Almost a fifth more women in the UK develop the disease before the age of 75 compared with those on the continent, official figures warn.
Excessive eating and drinking could be causing more women in the UK to develop cancer, warns The World Cancer Research Fund.
25 per cent of women will develop cancer by the age of 75 across Britain, according to World Health Organisation figures.
Shockingly, this is almost 20 per cent more than the average of 21 per cent recorded across Europe.

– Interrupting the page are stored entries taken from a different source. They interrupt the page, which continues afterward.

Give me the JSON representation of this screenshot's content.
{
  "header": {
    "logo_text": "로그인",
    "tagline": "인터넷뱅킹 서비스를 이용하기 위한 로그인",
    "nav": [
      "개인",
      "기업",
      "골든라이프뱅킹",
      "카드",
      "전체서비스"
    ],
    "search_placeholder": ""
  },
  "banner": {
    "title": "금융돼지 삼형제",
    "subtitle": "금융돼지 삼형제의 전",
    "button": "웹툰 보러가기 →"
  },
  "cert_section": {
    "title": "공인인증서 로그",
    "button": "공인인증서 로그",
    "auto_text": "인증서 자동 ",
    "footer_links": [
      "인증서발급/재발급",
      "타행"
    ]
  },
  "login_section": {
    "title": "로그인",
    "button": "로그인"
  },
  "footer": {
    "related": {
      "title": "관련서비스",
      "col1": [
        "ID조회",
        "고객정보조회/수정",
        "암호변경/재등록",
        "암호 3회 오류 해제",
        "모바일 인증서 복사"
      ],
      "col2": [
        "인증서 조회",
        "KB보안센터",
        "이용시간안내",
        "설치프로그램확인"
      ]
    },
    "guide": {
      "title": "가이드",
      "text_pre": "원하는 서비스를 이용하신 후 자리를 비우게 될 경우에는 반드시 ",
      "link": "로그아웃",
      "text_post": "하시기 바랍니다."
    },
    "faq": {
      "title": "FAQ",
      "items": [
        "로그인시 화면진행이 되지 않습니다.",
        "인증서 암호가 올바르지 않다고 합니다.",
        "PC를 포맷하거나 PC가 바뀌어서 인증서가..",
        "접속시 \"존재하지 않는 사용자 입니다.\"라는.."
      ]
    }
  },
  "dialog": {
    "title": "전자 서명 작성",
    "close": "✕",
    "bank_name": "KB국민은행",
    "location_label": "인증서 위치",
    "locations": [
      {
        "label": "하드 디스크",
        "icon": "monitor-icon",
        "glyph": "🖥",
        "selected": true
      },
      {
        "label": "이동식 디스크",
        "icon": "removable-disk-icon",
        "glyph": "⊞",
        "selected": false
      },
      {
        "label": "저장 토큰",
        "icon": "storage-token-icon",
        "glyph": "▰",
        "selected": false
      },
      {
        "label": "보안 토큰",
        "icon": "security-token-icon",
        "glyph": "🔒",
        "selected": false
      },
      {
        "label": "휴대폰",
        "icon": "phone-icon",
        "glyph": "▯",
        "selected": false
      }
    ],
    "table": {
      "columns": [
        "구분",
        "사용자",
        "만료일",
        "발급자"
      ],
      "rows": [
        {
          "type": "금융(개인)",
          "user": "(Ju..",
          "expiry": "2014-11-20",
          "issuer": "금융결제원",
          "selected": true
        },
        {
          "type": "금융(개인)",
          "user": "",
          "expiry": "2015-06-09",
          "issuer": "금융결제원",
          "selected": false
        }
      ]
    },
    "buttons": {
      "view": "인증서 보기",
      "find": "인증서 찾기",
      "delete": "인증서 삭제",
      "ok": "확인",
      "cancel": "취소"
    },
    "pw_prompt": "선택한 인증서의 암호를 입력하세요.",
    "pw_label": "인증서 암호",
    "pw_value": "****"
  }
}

‘On average, women in the UK are more likely to be overweight and to drink more alcohol than the European average and this is a concern because both these factors increase cancer risk,’ says Dr Rachel Thompson, Deputy Head of Science for WCRF.
‘There is now very strong evidence that women who drink a lot of alcohol are at increased risk of developing the disease and that excess body fat is also an important risk factor,’ she added.
Four our of 10 Britons will develop the disease during their lives.
Recent reports from The Office for National Statistics signal that 130,043 women were diagnosed with the disease in England alone in 2009 – a rise of 2.6 per cent on the previous year.
‘One of the big public health challenges we face today is to reduce the amount of alcohol we drink as a nation and to get a grip on the obesity crisis before it spirals out of control,’ says Dr Thompson.
‘About a third of the most common cancers could be prevented by eating healthily, being physically active and maintaining a healthy weight.
And for breast cancer, which is the most common type of cancer, about four in 10 cases could be prevented through lifestyle changes.’